Once you know whether the test is left-tailed, right-tailed, or two-tailed, finding the correct p-value from the z tables is easy. You only need to remember that most z-tables give the area to the left of the z-score.

Keeping that concept in mind, you can use these formulas to get the p-values for each test type:

• Left-tailed test. The p-value is the area to the left of the z-score, often denoted as p=Φ(z)
• Right-tailed test: To find the p-value, find the area to the right of the z-score and subtract it from 1. That is, p=1−Φ(z)
• Two-tailed test: To get the two-tailed p-value, find the smaller tail area and then multiply it by 2. That is, p = 2×Φ(−∣z∣)

Here, Φ(z) represents the cumulative area to the left of the z-score in the standard normal distribution.

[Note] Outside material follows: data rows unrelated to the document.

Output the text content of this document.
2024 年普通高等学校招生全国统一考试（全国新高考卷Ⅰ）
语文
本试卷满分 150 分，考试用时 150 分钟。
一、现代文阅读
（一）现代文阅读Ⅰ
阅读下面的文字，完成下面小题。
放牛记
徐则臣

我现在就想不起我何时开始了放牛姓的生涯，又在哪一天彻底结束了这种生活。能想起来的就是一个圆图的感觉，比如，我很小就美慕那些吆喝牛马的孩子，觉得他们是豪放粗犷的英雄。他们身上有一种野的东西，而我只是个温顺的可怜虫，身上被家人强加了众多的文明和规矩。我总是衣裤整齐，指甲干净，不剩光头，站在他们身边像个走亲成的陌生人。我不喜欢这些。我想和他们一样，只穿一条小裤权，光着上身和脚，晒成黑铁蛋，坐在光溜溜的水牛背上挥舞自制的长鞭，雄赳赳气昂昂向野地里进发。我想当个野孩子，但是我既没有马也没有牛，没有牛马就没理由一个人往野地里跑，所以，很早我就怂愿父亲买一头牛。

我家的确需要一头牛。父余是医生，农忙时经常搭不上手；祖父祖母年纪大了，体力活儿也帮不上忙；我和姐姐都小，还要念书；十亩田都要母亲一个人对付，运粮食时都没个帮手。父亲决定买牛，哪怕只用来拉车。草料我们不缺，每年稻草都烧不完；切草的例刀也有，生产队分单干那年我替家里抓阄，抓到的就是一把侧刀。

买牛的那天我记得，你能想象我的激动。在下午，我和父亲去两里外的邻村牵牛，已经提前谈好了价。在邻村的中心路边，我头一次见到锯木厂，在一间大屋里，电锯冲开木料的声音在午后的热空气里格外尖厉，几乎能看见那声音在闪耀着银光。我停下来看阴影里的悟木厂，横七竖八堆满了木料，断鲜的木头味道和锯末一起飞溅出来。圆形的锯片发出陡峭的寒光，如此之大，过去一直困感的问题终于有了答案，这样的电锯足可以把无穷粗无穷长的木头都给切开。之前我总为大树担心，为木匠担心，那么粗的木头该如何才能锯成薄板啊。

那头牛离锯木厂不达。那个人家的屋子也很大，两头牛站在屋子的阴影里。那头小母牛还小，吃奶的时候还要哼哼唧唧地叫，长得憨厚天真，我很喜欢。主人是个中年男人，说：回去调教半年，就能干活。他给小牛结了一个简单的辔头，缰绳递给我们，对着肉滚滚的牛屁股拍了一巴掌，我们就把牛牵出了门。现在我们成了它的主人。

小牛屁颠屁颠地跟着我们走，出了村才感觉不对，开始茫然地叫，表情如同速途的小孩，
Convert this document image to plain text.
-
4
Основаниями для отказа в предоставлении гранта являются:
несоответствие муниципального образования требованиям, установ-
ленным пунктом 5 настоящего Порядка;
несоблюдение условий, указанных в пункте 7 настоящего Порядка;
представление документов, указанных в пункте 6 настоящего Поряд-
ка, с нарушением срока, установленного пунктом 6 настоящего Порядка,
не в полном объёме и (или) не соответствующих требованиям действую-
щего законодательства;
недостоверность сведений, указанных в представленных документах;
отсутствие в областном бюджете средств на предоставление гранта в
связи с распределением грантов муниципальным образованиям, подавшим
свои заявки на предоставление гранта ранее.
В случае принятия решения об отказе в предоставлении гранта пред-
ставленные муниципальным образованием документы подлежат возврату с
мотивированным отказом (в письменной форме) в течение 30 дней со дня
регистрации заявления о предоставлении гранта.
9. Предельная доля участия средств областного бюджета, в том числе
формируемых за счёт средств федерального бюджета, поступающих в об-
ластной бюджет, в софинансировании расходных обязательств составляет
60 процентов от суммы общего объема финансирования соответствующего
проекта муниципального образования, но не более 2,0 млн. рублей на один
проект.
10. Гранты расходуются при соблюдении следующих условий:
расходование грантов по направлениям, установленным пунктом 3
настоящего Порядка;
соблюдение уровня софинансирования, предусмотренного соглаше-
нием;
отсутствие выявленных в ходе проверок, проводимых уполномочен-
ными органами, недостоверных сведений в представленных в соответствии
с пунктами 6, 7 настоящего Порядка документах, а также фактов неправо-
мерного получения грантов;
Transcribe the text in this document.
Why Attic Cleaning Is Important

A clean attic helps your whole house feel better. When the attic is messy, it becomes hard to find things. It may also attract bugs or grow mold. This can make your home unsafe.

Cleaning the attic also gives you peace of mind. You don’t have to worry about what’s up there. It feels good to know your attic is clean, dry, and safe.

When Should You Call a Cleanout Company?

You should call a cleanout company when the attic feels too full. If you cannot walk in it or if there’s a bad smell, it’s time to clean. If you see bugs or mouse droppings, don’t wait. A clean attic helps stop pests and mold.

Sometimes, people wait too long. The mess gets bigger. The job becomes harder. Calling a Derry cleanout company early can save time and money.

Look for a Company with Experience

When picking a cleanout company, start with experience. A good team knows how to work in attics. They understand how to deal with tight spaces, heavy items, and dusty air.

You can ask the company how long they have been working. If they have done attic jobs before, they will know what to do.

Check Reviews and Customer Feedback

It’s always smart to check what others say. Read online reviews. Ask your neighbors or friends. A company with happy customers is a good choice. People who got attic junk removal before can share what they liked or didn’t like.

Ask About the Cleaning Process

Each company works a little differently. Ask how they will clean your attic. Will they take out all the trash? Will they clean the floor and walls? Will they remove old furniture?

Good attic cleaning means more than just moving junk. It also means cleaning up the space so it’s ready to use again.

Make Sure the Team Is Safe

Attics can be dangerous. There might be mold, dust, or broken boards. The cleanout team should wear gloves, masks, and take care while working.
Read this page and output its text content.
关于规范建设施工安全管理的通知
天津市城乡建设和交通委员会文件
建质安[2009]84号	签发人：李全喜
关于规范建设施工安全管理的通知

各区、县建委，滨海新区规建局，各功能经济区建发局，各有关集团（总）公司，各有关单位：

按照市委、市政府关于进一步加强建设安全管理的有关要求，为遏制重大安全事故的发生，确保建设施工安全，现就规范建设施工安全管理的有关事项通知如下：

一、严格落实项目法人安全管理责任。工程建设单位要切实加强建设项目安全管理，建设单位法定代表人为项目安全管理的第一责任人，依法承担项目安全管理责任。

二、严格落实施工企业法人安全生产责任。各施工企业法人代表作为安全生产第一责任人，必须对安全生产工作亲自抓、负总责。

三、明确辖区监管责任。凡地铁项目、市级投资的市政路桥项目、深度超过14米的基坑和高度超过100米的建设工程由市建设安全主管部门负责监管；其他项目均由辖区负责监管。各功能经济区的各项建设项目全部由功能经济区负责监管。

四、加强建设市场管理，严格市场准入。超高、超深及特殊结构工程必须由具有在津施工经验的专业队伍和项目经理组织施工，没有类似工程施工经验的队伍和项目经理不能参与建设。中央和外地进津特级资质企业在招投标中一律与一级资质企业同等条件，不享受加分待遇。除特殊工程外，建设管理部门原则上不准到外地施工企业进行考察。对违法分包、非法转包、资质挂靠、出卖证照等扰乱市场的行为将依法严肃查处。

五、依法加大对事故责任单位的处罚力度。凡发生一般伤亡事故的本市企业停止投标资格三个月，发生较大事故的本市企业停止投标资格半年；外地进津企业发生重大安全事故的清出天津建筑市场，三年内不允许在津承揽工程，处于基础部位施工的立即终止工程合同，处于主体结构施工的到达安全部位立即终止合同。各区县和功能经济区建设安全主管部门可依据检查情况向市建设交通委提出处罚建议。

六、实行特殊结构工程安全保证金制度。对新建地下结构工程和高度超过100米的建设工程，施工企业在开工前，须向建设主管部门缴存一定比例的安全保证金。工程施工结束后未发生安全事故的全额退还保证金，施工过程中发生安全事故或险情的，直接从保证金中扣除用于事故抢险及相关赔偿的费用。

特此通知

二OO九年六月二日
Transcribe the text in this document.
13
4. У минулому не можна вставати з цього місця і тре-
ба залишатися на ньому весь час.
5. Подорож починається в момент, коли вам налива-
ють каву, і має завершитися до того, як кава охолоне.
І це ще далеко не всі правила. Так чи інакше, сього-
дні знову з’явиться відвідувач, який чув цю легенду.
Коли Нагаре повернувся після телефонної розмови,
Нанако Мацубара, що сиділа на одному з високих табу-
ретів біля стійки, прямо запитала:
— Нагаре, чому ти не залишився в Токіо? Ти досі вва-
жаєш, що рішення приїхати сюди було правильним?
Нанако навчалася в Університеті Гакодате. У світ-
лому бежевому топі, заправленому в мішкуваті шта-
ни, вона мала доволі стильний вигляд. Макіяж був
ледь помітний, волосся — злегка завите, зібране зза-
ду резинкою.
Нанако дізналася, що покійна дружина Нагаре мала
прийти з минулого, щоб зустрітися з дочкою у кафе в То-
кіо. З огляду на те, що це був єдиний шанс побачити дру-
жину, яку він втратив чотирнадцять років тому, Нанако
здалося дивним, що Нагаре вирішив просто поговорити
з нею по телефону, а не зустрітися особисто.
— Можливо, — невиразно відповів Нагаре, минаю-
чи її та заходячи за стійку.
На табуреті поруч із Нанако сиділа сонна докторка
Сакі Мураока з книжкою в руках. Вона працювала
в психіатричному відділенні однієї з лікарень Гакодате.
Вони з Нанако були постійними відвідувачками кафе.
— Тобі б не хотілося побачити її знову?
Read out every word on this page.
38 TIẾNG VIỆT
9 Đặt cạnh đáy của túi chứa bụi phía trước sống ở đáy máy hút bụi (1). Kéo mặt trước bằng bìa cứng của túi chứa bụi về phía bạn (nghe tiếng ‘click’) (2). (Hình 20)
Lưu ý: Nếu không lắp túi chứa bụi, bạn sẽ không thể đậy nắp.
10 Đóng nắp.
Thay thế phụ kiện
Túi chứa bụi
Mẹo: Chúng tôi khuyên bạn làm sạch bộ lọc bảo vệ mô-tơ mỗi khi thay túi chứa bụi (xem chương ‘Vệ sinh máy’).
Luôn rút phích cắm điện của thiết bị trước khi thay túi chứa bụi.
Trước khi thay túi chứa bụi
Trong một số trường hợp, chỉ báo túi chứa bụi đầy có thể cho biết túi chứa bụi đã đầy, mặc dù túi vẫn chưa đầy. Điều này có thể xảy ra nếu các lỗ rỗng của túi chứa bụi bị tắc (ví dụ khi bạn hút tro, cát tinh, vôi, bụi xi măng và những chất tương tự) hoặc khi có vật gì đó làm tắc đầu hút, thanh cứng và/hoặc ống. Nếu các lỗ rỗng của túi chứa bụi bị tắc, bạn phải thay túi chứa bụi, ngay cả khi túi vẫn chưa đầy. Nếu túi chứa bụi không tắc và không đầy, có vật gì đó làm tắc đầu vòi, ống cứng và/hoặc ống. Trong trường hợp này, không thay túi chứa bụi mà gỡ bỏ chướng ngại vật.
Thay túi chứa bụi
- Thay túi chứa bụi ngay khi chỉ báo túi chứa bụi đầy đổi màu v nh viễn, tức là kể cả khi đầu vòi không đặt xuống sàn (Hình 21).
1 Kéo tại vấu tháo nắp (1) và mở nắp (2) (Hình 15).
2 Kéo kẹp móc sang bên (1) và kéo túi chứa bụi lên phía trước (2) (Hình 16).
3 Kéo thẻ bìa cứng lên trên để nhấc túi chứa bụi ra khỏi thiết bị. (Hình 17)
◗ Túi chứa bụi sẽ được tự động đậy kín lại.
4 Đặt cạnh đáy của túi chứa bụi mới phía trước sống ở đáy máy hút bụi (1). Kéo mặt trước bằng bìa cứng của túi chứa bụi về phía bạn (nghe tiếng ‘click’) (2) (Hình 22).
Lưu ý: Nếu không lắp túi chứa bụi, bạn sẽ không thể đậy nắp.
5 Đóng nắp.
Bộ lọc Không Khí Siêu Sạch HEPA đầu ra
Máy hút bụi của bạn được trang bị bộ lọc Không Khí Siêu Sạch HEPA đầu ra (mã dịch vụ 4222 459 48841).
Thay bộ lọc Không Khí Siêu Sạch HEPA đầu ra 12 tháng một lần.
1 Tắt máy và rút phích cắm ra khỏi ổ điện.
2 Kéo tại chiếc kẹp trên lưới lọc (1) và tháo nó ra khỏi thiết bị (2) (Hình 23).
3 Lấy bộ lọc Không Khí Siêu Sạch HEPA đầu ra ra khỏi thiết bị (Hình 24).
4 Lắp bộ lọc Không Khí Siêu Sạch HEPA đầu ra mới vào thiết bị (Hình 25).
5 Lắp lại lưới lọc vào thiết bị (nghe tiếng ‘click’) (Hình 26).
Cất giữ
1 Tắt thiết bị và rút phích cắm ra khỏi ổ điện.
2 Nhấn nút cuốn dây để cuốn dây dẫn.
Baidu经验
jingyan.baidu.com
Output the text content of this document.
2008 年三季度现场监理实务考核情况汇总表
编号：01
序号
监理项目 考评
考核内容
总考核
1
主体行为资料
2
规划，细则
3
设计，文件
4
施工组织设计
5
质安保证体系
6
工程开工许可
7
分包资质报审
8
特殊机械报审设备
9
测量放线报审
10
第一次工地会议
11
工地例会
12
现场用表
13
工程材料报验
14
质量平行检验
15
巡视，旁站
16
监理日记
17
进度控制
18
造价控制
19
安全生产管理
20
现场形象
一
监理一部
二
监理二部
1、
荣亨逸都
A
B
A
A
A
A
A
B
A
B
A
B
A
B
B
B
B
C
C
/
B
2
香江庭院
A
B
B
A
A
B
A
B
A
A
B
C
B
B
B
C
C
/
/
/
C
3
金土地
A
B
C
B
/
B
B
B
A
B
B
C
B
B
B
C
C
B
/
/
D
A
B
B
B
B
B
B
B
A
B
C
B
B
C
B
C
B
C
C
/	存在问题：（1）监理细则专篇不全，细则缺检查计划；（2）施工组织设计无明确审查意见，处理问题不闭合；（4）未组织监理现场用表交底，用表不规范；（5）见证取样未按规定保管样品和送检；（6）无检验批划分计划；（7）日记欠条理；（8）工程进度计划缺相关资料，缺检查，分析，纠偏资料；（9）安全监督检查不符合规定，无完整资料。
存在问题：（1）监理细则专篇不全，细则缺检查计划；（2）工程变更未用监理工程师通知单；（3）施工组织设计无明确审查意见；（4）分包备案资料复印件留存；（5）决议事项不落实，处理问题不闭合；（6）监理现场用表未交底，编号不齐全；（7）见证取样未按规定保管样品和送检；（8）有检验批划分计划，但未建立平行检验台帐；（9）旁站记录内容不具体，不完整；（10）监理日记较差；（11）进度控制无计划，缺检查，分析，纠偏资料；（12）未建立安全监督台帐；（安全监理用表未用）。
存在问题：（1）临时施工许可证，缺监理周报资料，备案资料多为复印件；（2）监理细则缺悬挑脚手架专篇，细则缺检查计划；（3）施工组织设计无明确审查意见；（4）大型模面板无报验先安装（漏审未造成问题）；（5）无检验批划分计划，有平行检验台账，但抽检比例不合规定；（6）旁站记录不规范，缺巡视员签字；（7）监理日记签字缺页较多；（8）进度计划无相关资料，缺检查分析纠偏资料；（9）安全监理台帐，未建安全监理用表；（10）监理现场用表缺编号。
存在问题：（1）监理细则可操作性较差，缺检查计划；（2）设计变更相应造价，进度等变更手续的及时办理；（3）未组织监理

Common Mistakes When Finding P-Value from Z-Score

Finding a p-value from a z-score is easy once you know the test type. However, students often make these mistakes:

• Using the wrong tail. The same z-score can give different p-values depending on whether the test is left-tailed, right-tailed, or two-tailed. Therefore, you should always check the alternative hypothesis first.
• Forgetting to subtract from 1 in a right-tailed test. Most z-tables give the area to the left of the z-score. As such, for a right-tailed test, the p-value is the area to the right. Thus, p=1−Φ(z)
• Forgetting to multiply by 2 in a two-tailed test. A two-tailed test includes both tails. Thus, you should always multiply the one-tailed area by 2 to get the correct p-value. That is, p = 2 × one-tail area
• Using the wrong sign in a two-tailed test. For a two-tailed test, use the absolute value of the z-score. For example, z=2.10 and z=−2.10 have the same two-tailed p-value.
• Reading the wrong row or column in the z-table. A z-score such as 1.43 is found by using row 1.4 and column 0.03. A small table-reading mistake can change the final p-value.